No harm to public from Kaiga atomic plant leak: Official
Bangalore: Contamination of drinking water by radiation at the state-run Kaiga atomic power plant in northwest Karnataka has been contained to avert harm to the public, health and environment, a senior official said Sunday.
"The water cooler, which was contaminated by a radioactive element (Tritium) was isolated and put out of use November 25. The incidence has, however, not affected public, safety, health and environment," plant director JP Gupta said from Kaiga, about 500 km from here.
Admitting that the radioactive isotope of hydrogen (Tritium) had contaminated the isolated water cooler, Gupta said a thorough survey of the plant areas did not indicate any heavy water leak from the reactor systems.
The 220MW first unit-1 was shutdown October 20 for biennial maintenance works, while the second and third units of same capacity (220MW) are operating normally.
"Some of the radiation workers were found affected by the contaminated water in the cooler during their routine bioassay.
"As a precautionary measure, the affected people were checked and advised to consult doctors before resuming their duties," Gupta said.

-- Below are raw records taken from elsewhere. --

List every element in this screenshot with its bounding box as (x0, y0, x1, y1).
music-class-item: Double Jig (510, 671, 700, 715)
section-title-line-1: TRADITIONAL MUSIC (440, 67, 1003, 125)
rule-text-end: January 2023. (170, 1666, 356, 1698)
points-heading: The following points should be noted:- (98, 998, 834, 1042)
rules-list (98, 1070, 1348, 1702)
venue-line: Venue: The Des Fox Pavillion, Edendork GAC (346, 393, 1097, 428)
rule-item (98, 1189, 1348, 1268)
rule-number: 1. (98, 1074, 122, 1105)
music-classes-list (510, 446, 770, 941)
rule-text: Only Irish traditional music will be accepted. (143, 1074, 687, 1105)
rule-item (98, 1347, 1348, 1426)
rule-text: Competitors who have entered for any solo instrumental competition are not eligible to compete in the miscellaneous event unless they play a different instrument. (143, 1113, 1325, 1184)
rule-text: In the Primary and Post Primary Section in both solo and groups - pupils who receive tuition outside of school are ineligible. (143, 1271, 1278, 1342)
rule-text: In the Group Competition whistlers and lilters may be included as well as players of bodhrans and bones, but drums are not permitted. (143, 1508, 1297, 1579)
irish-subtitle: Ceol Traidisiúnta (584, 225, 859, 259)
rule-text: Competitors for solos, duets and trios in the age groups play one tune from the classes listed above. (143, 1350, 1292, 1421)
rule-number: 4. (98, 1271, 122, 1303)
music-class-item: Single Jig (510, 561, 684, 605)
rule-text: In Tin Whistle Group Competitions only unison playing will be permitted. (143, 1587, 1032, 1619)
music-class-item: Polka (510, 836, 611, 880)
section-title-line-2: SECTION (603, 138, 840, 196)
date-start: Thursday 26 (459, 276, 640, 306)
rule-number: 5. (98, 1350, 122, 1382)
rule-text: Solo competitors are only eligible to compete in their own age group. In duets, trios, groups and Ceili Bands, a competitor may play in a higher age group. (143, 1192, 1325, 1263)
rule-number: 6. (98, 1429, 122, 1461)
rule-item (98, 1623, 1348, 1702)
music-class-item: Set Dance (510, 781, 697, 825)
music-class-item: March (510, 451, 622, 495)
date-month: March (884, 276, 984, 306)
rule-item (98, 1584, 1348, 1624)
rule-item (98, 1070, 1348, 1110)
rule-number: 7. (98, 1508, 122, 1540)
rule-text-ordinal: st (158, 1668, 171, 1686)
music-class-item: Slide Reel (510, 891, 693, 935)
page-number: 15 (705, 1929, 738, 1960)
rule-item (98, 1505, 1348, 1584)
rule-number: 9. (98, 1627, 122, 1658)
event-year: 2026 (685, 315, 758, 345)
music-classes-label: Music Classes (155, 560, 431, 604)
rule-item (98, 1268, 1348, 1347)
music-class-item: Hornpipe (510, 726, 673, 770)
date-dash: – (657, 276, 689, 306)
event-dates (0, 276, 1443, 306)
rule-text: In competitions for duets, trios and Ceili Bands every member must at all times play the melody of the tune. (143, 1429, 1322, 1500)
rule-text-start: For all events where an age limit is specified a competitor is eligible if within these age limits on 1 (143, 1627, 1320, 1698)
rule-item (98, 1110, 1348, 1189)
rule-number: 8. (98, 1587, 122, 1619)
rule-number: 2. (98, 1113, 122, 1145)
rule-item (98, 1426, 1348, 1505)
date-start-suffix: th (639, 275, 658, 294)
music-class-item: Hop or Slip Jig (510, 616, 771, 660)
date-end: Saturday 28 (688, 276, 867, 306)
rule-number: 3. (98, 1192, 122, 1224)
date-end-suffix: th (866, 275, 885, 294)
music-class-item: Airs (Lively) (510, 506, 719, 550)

The Nuclear Power Corporation of India Ltd (NPCIL), which operates the Kaiga unit, is investigating the incident to ascertain how the water cooler got contaminated by Tritium.
Meanwhile, Karnataka Education Minister VH Kageri, who is the district in-charge of Uttara Kannada where Kaiga is located, allayed fears of radiation leak affecting the people and the surrounding areas.
"There have been no reports of anyone being affected by the radiation incident. It is an isolated case in the unit and precautionary measures have been taken to prevent any harm to the people or nearby areas," Kageri said.